The inference parameter defines the hyperparameters of the inference process. The inference tool for Co-DETR models can be used to visualize bounding boxes and generate frame-by-frame labels in KITTI format on a directory of images.

inference:
  checkpoint: /path/to/model.pth
  conf_threshold: 0.5
  input_width: 640
  input_height: 640
  save_annotated_images: True
  color_map:
    person: red
    car: blue
  category_mapping:
    bicycle:   ["bicycle", "motorcycle"]
    car:       ["car", "bus", "train", "truck"]
    person:    ["person"]

Parameter

Datatype

Default

Description

Supported Values

checkpoint

string

The path to the PyTorch model to use for inference

results_dir

string

/results/inference

The directory to save inference results

num_gpus

unsigned int

1

The number of GPUs to use for distributed inference

>0

gpu_ids

List[int]

[0]

The indices of the GPUs to use for distributed inference

conf_threshold

float

0.5

The confidence threshold to filter predictions

>=0

input_width

unsigned int

640

The width of the input image tensor

>=32

input_height

unsigned int

640

The height of the input image tensor

>=32

outline_width

unsigned int

3

The width in pixels of the bounding box outline

>=1

save_annotated_images

bool

True

If True, write annotated JPEGs alongside the KITTI label files. Set to False to write only label
files (faster, with no image decode/encode).
True, False

color_map

dict

The color map of the bounding boxes for each class

string dict

category_mapping


dict





An optional grouping of classmap categories into output categories, applied after the model
forward pass. Detections whose original class is not in any group are dropped.

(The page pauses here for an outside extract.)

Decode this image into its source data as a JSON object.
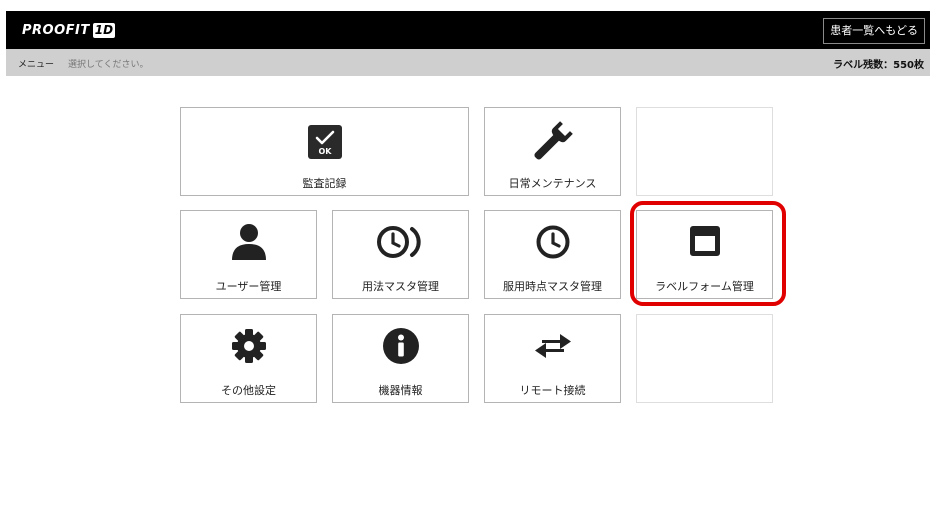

When soft-NMS is
enabled, an additional per-output-category soft-NMS pass suppresses duplicates within a group.
string-to-list dict


Note

Set input_width and input_height only when you want to run inference (or evaluation) at a fixed resolution that differs from the dataset augmentation resize settings. When input_width/input_height are left at their evaluation defaults (None), the image size is governed by the augmentation resize parameters instead.

Use the following command to run Co-DETR inference:

codetr inference -e <experiment_spec_file>
                 inference.checkpoint=<model_to_infer>

Required Arguments#

  • -e, --experiment_spec_file: The path to the experiment specification file.

  • inference.checkpoint: The .pth model to use for inference.